How can you possibly account for such views except on the ground that for some reason the man has fallen into a strange, unnatural state of mind—a sort of mental fatuity in which moral truths are beclouded or distorted?
Everybody knows that there can not be a greater absurdity than to admit the divine authority of the teachings of Christ and yet reject the Old Testament. The language of Christ affirms and implies the authority of the Old Testament in all those ways in which, on the supposition that the Old Testament is inspired, He might be expected to affirm and imply this fact.
The Old Testament does not indeed exhaust divine revelation; it left more things to be revealed. Christ taught much, but nothing more clearly than the divine authority of the Old Testament.
4. Quenching the Spirit often results in infidelity. What can account for such a case as that I have just mentioned, unless this—that God has left the mind to fall into very great darkness?

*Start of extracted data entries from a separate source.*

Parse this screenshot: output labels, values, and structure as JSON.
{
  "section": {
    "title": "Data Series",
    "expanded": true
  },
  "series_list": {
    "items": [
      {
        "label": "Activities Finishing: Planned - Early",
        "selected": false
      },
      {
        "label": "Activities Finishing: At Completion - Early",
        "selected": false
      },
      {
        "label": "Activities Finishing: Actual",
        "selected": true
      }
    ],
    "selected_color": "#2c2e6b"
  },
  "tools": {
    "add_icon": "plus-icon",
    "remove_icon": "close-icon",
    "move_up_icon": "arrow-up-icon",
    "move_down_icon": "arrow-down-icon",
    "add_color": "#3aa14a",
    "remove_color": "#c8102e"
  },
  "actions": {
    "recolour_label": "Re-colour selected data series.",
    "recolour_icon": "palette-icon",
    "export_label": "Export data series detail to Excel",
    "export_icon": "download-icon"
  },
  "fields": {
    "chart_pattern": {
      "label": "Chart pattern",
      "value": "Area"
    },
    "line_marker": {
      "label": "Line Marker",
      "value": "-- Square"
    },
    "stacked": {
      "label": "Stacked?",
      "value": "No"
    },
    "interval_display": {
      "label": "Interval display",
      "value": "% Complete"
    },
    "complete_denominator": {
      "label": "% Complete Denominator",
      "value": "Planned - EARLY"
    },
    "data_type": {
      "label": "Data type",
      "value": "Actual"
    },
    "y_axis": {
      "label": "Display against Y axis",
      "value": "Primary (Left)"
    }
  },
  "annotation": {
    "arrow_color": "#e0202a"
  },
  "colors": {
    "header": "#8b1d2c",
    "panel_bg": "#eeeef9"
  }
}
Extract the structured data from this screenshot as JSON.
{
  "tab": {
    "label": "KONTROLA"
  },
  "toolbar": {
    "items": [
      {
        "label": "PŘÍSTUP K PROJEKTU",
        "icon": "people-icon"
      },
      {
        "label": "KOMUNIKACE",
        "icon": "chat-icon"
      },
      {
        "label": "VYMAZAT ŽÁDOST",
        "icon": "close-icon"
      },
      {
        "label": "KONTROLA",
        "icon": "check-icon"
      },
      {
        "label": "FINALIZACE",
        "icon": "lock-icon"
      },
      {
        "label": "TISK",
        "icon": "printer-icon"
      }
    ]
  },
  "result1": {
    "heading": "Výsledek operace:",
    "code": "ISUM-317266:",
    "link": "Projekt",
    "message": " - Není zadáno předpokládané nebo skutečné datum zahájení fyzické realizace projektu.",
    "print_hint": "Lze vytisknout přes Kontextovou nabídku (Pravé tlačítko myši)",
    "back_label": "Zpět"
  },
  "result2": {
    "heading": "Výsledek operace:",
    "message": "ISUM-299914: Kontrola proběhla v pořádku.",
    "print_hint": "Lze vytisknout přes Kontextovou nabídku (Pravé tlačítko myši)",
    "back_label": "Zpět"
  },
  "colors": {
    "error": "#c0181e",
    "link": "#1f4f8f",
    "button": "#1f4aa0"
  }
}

5. Another result is great hardness of heart. The mind becomes callous to all that class of truths which make it yielding and tender. The mobility of the heart under truth depends entirely upon its moral hardness. If very hard, truth makes no impression; if soft, then it is yielding as air, and moves quick to the touch of truth in any direction.
6. Another result is deep delusion in regard to their spiritual state. How remarkable that persons will claim to be Christians when they have rejected every distinctive doctrine of Christianity. Indeed, such persons do sometimes claim that by thus rejecting almost the whole of the Bible, and all its great scheme of salvation by an atonement, they have become real Christians. Now they have got the true light. Indeed!
How can such a delusion be accounted for except on the ground that the Spirit of God has abandoned the man to his own ways and left him to utter and perfect delusion? 7. Persons in this state often justify themselves in most manifest wrong, because they put darkness for light and light for darkness. They intrench themselves in perfectly false principles, as if those principles were true and could amply justify their misdeeds.